In acute cases, where life or death is to be determined in a few hours, these matters are very generally attended to, especially in hospitals; and the number of cases is large where the patient is, as it were, brought back to life by exceeding care on the part of the doctor or nurse, or both, in ordering and giving nourishment with minute selection and punctuality.

But in chronic cases, lasting over months and years, where the fatal issue is often determined at last by mere protracted starvation, I had rather not enumerate the instances which I have known where a little ingenuity, and a great deal of perseverance, might, in all probability, have averted the result.

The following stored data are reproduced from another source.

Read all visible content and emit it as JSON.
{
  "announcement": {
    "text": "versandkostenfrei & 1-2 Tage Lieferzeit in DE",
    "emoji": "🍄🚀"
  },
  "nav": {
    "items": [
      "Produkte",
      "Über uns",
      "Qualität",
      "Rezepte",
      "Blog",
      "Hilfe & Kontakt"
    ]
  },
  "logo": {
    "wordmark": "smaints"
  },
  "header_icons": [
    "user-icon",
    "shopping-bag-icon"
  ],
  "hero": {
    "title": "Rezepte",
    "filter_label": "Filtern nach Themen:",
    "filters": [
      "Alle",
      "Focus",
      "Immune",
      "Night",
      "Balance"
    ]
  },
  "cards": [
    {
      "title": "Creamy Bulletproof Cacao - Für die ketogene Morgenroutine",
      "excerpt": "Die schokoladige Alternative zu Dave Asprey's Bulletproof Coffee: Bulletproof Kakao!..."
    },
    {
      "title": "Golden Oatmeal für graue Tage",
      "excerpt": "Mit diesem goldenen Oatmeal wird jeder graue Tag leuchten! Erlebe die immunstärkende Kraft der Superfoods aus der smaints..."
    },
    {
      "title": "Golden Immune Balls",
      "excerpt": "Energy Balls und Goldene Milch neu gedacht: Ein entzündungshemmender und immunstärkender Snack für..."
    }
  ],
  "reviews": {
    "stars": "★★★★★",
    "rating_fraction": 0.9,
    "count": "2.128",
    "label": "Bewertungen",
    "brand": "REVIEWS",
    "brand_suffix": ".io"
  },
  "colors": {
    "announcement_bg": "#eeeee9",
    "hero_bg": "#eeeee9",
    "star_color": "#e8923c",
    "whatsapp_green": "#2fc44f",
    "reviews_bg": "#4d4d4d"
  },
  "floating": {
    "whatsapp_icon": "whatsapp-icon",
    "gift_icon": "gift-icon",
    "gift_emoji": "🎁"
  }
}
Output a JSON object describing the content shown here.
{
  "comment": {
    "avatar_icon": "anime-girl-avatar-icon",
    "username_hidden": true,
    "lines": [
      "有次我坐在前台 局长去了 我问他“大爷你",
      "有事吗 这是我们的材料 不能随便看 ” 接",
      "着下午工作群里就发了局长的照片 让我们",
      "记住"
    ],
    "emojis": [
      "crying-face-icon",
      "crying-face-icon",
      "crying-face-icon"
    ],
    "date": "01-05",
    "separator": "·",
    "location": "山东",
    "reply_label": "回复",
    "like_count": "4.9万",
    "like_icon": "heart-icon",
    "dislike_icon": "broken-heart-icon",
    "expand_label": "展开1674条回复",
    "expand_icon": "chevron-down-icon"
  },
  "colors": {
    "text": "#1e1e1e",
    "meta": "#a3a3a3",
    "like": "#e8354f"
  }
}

The consulting the hours when the patient can take food, the observation of the times, often varying, when he is most faint, the altering seasons of taking food, in order to anticipate and prevent such times — all this, which requires observation, ingenuity, and perseverance (and these really constitute the good nurse), might save more lives than we wot of.

To leave the patient's untasted food by his side, from meal to meal, in hopes that he will eat it in the interval is simply to prevent him from taking any food at all. I have known patients literally incapacitated from taking one article of food after another, by this piece of ignorance. Let the food come at the right time, and be taken away, eaten or uneaten, at the right time; but never let a patient have "something always standing" by him, if you don't wish to disgust him of every thing.

On the other hand, I have known a patient's life saved (he was sinking for want of food) by the simple question, put to him by the doctor, "But is there no hour when you feel you could eat?" "O, yes," he said, "I could always take something at — o'clock and — o'clock." The thing was tried and succeeded. Patients very seldom, however, can tell this; it is for you to watch and find it out.

A patient should, if possible, not see or smell either the food of others, or a greater amount of food than he himself can consume at one time, or even hear food talked about or see it in the raw state. I know of no exception to the above rule. The breaking of it always induces a greater or less incapacity of taking food.